In the retirement services industry, aging IT Systems that have been upgraded with a piecemeal approach over the years are a major challenge to the pension providers. Not only has this approach led to technology obsolescence but has also adversely affected the overall productivity due to increased maintenance and administration overheads.
What are the key drivers for large pension providers to continue status quo when they are clearly aware that their technology platforms are obsolete and need replacement? Of course, there are different reasons and chances are that each pension provider has a unique set of reasons. In our interactions with various providers, we have come across the following perspectives that act as dampeners to the ‘move for change’.
1. Resistance to Change: Being a collection of human beings, organizational behavior reflects the typical mindset of people – a tremendous reluctance to embrace change! Even though there is a larger level awareness as well as admission at an individual level that legacy systems need to be retired and modern technologies need to be brought in, collectively, this doesn’t figure in the organization’s priority list because no one wants to ‘bell the cat’, as it were.

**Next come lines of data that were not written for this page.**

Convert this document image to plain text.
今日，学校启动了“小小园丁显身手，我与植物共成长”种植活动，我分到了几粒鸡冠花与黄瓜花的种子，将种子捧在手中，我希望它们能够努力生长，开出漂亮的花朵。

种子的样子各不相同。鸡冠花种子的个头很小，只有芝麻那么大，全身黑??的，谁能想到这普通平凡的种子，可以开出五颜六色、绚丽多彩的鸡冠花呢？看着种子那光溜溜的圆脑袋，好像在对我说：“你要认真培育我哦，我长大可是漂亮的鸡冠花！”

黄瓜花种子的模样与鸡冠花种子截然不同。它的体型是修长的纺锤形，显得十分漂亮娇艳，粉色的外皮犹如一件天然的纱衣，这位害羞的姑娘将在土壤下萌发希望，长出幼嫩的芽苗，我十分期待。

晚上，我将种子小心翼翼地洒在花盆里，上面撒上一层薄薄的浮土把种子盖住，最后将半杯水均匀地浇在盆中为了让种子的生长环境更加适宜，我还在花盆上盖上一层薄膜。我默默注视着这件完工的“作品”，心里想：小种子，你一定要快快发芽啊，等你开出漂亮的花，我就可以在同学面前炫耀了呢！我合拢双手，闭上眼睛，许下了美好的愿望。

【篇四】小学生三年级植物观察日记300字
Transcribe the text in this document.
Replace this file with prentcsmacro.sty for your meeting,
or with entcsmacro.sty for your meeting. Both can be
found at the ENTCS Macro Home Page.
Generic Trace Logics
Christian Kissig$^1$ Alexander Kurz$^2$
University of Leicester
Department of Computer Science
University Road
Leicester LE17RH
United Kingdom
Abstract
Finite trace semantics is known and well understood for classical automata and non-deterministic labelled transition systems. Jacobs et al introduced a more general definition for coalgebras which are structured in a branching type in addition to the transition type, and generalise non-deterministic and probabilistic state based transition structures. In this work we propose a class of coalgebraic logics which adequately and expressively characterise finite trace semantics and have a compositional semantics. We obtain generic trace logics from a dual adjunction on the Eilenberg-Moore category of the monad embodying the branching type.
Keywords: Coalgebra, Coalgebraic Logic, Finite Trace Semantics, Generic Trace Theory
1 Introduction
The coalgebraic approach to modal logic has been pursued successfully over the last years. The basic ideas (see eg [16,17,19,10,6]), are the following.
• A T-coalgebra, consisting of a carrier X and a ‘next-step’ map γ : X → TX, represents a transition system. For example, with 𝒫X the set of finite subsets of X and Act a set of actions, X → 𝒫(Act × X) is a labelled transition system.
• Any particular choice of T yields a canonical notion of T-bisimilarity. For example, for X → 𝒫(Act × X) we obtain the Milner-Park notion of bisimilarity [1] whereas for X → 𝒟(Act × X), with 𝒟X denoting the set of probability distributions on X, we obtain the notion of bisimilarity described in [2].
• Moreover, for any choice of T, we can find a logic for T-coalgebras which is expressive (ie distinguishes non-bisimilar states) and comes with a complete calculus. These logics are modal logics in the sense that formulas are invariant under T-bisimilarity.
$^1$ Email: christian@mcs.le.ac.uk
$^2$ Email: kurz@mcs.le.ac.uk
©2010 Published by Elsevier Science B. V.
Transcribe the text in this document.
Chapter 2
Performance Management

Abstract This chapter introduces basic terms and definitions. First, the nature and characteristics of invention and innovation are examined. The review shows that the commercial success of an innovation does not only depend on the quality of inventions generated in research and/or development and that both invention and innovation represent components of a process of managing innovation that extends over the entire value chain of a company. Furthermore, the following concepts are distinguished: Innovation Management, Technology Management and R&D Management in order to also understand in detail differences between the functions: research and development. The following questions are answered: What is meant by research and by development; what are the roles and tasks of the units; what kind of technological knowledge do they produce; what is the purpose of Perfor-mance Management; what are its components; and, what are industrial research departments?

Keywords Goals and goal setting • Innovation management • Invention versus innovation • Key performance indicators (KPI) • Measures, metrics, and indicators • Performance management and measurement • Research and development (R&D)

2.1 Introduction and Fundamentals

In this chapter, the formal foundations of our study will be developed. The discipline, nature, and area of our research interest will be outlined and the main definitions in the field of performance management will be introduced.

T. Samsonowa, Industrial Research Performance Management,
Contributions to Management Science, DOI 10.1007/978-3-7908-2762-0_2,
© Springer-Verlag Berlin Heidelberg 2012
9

2. Fear of the Unknown: As with human beings, organizations fear the unknown – and a host of questions in the decision makers’ minds shoot down any possibility of change. Some of these might be “the current system is running, why should we move to a newer one?”, “will the new platform handle all the business processes that are UNIQUE to us?”, “is the new platform robust, scalable and will its performance hold up?”, “will our customers be open to a change of platform?” Chances are that like in a person’s life, the old adage “nothing ventured, nothing gained” will fit in very well in this context too, but the ‘deer in the headlight’ syndrome makes organizations freeze and let things be ‘status quo’ because of the fear.
3. Risk Factors: Of course, the fear is not entirely unjustified. There are several risk factors that may be subjectively contributing to the ‘risk perception’. Some of these are :
- Migration of plans from the existing platform to the new one. This is a multi-dimensional risk involving quality of data in the current system, lack of qualified resources to do the migration of the data and the processes, technology skills availability etc.
- Product Set-Up and support
- Integration with multitude of ‘surround’ systems
- New vendor reliability and support (the ‘known devil’ syndrome)
4. Complacency and Insecurity: There is a sense of complacency in most organizations that ‘why fix what ain’t broken?’ Also, there is a sense of insecurity about newer platforms and technologies as well as the fact that the decision may go wrong and boomerang on the team that made the decision. One other factor that contributes to this is the lack of evidence of immediate ROI.
Given all the above challenges, the Status Quo wins over in most of the situations. But all it will take is one player to make a revolutionary decision and gain a competitive advantage through the deployment of newer and contemporary technology and the others will have to follow suit or get left behind. Is the industry ripe for such a ‘change’? We believe it is and it is just a matter of time before we see some revolutionaries changing the landscape of technology in this industry.